ブルファイト/燃えてるあいつ/ラストショウ+小野寺昭 (1976)
この盤に収録の「ブルファイト」は日本コロムビアから出たLPとは異なる短めにアレンジされたテイクで、現在までCD化されていないはず。
ちなみに日本コロムビアから出たシングルは、サントラLPからのカットでラストショウ名義の「ブルファイト/マルガリータ」と、小野寺昭名義の「燃えてるあいつ/愛のささやき」(カップリングはドラマとは無関係)の2枚だったようだ。
もしも「ミュージック・ファイル」のようなCD化ができるなら、東宝レコード版「ブルファイト」のシングル・テイクも網羅してほしいもの。
3枚のオリジナル・アルバムもCDリリースは10年以上前で入手が難しくなっているだけに…と、思っていたらダウンロード販売とYouTubeへのアップローが確認できた。
さすがにライヴ・アルバムは含まれていないが「火曜日のあいつ」のサントラは含まれていた。
それだけでも良しとすべき…か。
♪
「火曜日のあいつ」の視聴率は決して悪くなかったが、俳優のスケジュール調整や特撮の費用などから2クールで幕を閉じざるを得なかったのだとか。
幕を閉じるといえば、エンディングで「燃えてるあいつ」をバックにキャストとスタッフのクレジットが流れる際の映像も強く印象に残っている。
それは12tトラックのバッファローが走る姿を中心にしたもので、高速を走る姿の空撮、雨の中や夜間を走る姿などで構成されていた。
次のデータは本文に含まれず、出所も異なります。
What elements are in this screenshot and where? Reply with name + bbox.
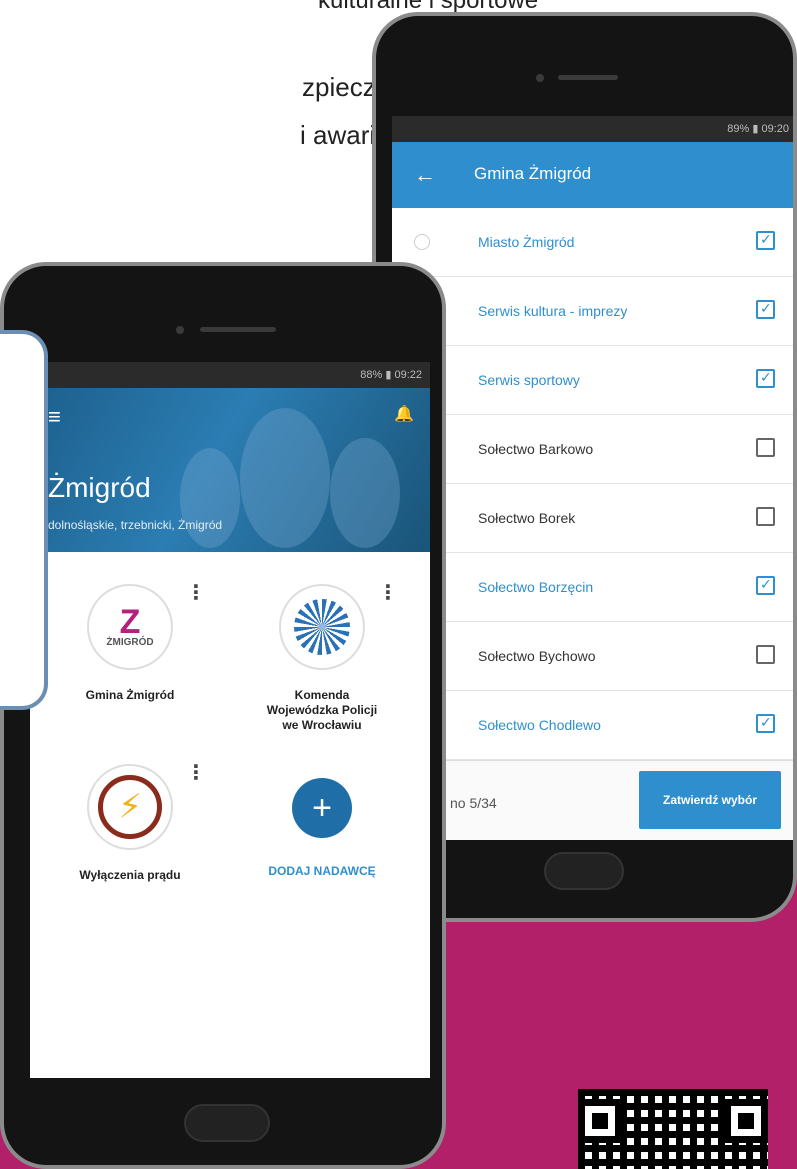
subscription-list: Miasto Żmigród ✓ Serwis kultura - imprez… xyxy=(392,208,793,760)
menu-icon[interactable]: ≡ xyxy=(48,404,61,430)
city-title: Żmigród xyxy=(48,472,151,503)
checkbox[interactable]: ✓ xyxy=(756,231,775,250)
checkbox[interactable]: ✓ xyxy=(756,507,775,526)
hero-banner: ≡ 🔔 Żmigród dolnośląskie, trzebnicki, Żm… xyxy=(30,388,430,552)
list-item[interactable]: Sołectwo Bychowo ✓ xyxy=(392,622,793,691)
sender-card-power[interactable]: ⋮ ⚡ Wyłączenia prądu xyxy=(50,762,210,883)
camera-dot xyxy=(176,326,184,334)
radio-icon xyxy=(414,234,430,250)
sender-name: Wyłączenia prądu xyxy=(79,868,181,882)
list-item-label: Serwis sportowy xyxy=(478,372,580,388)
police-logo-frame xyxy=(279,584,365,670)
sender-card-police[interactable]: ⋮ Komenda Wojewódzka Policji we Wrocławi… xyxy=(242,582,402,733)
list-item-label: Sołectwo Chodlewo xyxy=(478,717,601,733)
qr-code xyxy=(578,1089,768,1169)
checkbox[interactable]: ✓ xyxy=(756,369,775,388)
bell-icon[interactable]: 🔔 xyxy=(394,404,414,424)
list-item[interactable]: Sołectwo Chodlewo ✓ xyxy=(392,691,793,760)
checkbox[interactable]: ✓ xyxy=(756,300,775,319)
arrow-left-icon[interactable]: ← xyxy=(414,162,436,188)
qr-finder-pattern xyxy=(578,1099,622,1143)
status-bar: 89% ▮ 09:20 xyxy=(392,116,793,142)
home-button xyxy=(184,1104,270,1142)
add-sender-label[interactable]: DODAJ NADAWCĘ xyxy=(242,864,402,878)
checkmark-icon: ✓ xyxy=(760,300,772,316)
list-item-label: Sołectwo Borek xyxy=(478,510,576,526)
police-star-icon xyxy=(294,599,350,655)
confirm-selection-button[interactable]: Zatwierdź wybór xyxy=(639,771,781,829)
list-item-label: Serwis kultura - imprezy xyxy=(478,303,628,319)
region-subtitle: dolnośląskie, trzebnicki, Żmigród xyxy=(48,518,223,532)
checkbox[interactable]: ✓ xyxy=(756,645,775,664)
checkbox[interactable]: ✓ xyxy=(756,438,775,457)
sender-name: Gmina Żmigród xyxy=(85,688,175,702)
camera-dot xyxy=(536,74,544,82)
list-item[interactable]: Sołectwo Borzęcin ✓ xyxy=(392,553,793,622)
hero-background-shape xyxy=(180,448,240,548)
list-item-label: Sołectwo Bychowo xyxy=(478,648,596,664)
checkmark-icon: ✓ xyxy=(760,231,772,247)
more-vert-icon[interactable]: ⋮ xyxy=(186,580,206,605)
checkbox[interactable]: ✓ xyxy=(756,576,775,595)
checkmark-icon: ✓ xyxy=(760,576,772,592)
list-item[interactable]: Miasto Żmigród ✓ xyxy=(392,208,793,277)
checkmark-icon: ✓ xyxy=(760,714,772,730)
back-phone-screen: 89% ▮ 09:20 ← Gmina Żmigród Miasto Żmigr… xyxy=(392,116,793,840)
list-item-label: Sołectwo Barkowo xyxy=(478,441,594,457)
add-sender-button[interactable]: + xyxy=(292,778,352,838)
list-item[interactable]: Serwis sportowy ✓ xyxy=(392,346,793,415)
more-vert-icon[interactable]: ⋮ xyxy=(186,760,206,785)
checkbox[interactable]: ✓ xyxy=(756,714,775,733)
hero-background-shape xyxy=(330,438,400,548)
list-item[interactable]: Sołectwo Barkowo ✓ xyxy=(392,415,793,484)
list-item-label: Sołectwo Borzęcin xyxy=(478,579,594,595)
sender-name: Komenda Wojewódzka Policji we Wrocławiu xyxy=(266,688,378,732)
front-phone-screen: 88% ▮ 09:22 ≡ 🔔 Żmigród dolnośląskie, tr… xyxy=(30,362,430,1078)
selection-footer: no 5/34 Zatwierdź wybór xyxy=(392,760,793,840)
hero-background-shape xyxy=(240,408,330,548)
checkmark-icon: ✓ xyxy=(760,369,772,385)
power-logo-frame: ⚡ xyxy=(87,764,173,850)
selection-count: no 5/34 xyxy=(450,795,497,811)
list-item[interactable]: Serwis kultura - imprezy ✓ xyxy=(392,277,793,346)
qr-finder-pattern xyxy=(724,1099,768,1143)
lightning-bolt-icon: ⚡ xyxy=(98,775,162,839)
app-bar-title: Gmina Żmigród xyxy=(474,164,592,183)
sender-card-gmina[interactable]: ⋮ Z ŻMIGRÓD Gmina Żmigród xyxy=(50,582,210,703)
status-bar: 88% ▮ 09:22 xyxy=(30,362,430,388)
zmigrod-logo: Z ŻMIGRÓD xyxy=(106,602,154,648)
more-vert-icon[interactable]: ⋮ xyxy=(378,580,398,605)
app-bar: ← Gmina Żmigród xyxy=(392,142,793,208)
speaker-grille xyxy=(200,327,276,332)
list-item-label: Miasto Żmigród xyxy=(478,234,575,250)
speaker-grille xyxy=(558,75,618,80)
list-item[interactable]: Sołectwo Borek ✓ xyxy=(392,484,793,553)
speech-bubble-shape xyxy=(0,330,48,710)
add-sender-card: + DODAJ NADAWCĘ xyxy=(242,764,402,878)
gmina-logo: Z ŻMIGRÓD xyxy=(87,584,173,670)
home-button xyxy=(544,852,624,890)
front-phone: 88% ▮ 09:22 ≡ 🔔 Żmigród dolnośląskie, tr… xyxy=(0,262,446,1169)
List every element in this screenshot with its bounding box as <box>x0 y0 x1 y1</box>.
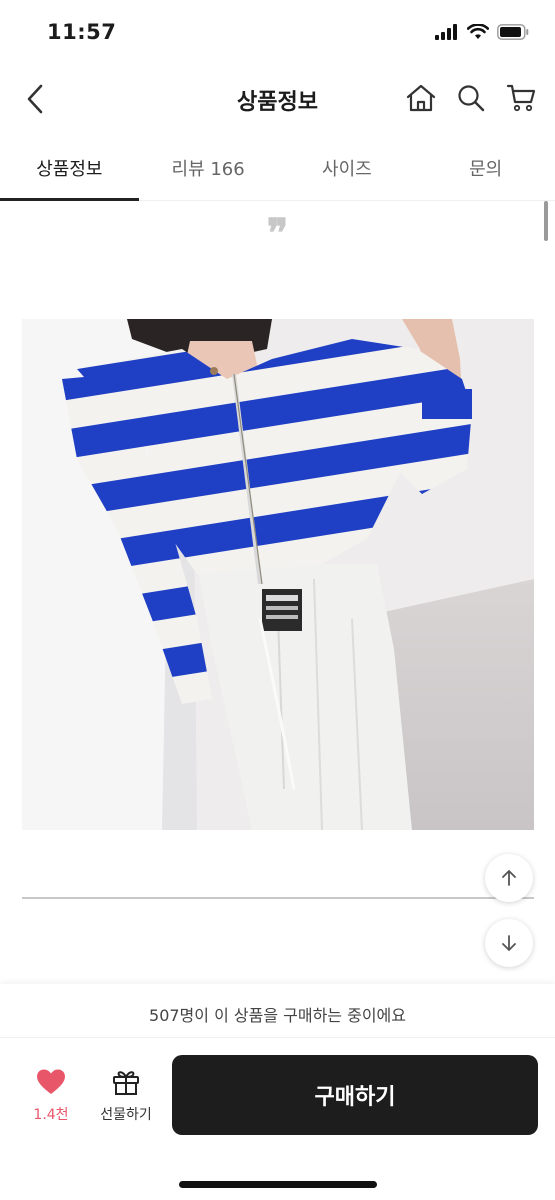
product-image <box>22 319 534 830</box>
cart-icon <box>506 84 536 112</box>
scroll-bottom-button[interactable] <box>485 919 533 967</box>
search-icon <box>458 85 485 112</box>
search-button[interactable] <box>453 80 489 116</box>
scroll-top-button[interactable] <box>485 854 533 902</box>
wifi-icon <box>467 24 489 39</box>
status-time: 11:57 <box>47 20 117 44</box>
product-tabs: 상품정보 리뷰 166 사이즈 문의 <box>0 133 555 201</box>
home-indicator <box>179 1181 377 1188</box>
like-count: 1.4천 <box>33 1107 69 1123</box>
like-button[interactable]: 1.4천 <box>22 1068 80 1124</box>
buy-button[interactable]: 구매하기 <box>172 1055 538 1135</box>
tab-product-info[interactable]: 상품정보 <box>0 133 139 201</box>
status-bar: 11:57 <box>0 0 555 68</box>
gift-icon <box>113 1071 139 1095</box>
tab-size[interactable]: 사이즈 <box>278 133 417 200</box>
heart-icon <box>37 1069 65 1094</box>
tab-reviews[interactable]: 리뷰 166 <box>139 133 278 200</box>
top-navigation-bar: 상품정보 <box>0 68 555 130</box>
home-button[interactable] <box>403 80 439 116</box>
signal-icon <box>435 24 457 40</box>
buyers-count-note: 507명이 이 상품을 구매하는 중이에요 <box>0 984 555 1038</box>
back-arrow-icon <box>27 84 43 114</box>
cart-button[interactable] <box>503 80 539 116</box>
gift-label: 선물하기 <box>100 1107 152 1123</box>
tab-inquiry[interactable]: 문의 <box>416 133 555 200</box>
home-icon <box>406 84 436 112</box>
battery-icon <box>497 24 529 40</box>
purchase-bar: 507명이 이 상품을 구매하는 중이에요 1.4천 선물하기 구매하기 <box>0 984 555 1200</box>
content-divider <box>22 897 534 899</box>
arrow-up-icon <box>502 870 516 886</box>
back-button[interactable] <box>18 80 52 118</box>
product-photo-illustration <box>22 319 534 830</box>
quote-mark: ❞ <box>266 210 289 257</box>
status-icons <box>435 24 529 40</box>
arrow-down-icon <box>502 935 516 951</box>
header-actions <box>403 80 539 116</box>
gift-button[interactable]: 선물하기 <box>93 1068 159 1124</box>
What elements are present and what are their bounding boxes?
この中で雨の中を走るバッファローの後輪が水を巻き上げる様子をアップで捕らえたカットが不思議と印象深い。
時に涙ぐみ 時にほほえんで
人は歩きだす 青春という道を
泣けるのは若いうち
とまどいを過ちをくり返すがいい
みんな手さぐりで 生きているのだから
(作詞:中里綴、作曲:田山雅充 AT-4011より抜粋)
DVDのライナーで石橋正次はこの歌詞を引用して「まさに青春を手さぐりで、12tのトラックを友として力一杯生きている辰也が好きでした。(中略) 演じるというより地でやっていたという方がいいかもしれません」とコメントを寄せていた。
辰也、圭介、章子の3人と同等、もしくはそれ以上の存在が12tトラックのバッファローだったと思うのは番組ファンならお分かり頂けるかな。
ただ、今でも残念に思うのは、バッファローが雪景色の中を走るシーンが見れなかったこと。
それは新潟という雪国住まいの僕のわがままなのだが、きっと特撮抜きでも印象的なドラマが展開されたのでは…と想像してしまう。
♪
ドラマ放映の1976年当時、新潟にはまだ高速道路も新幹線もなかった。
今、物流に「2024年問題」が突きつけられている中でバッファローの姿に再会できたのは偶然なのか必然なのか…てなことを考えてしまうほど、僕にとって「火曜日のあいつ」は思い入れのある作品だ。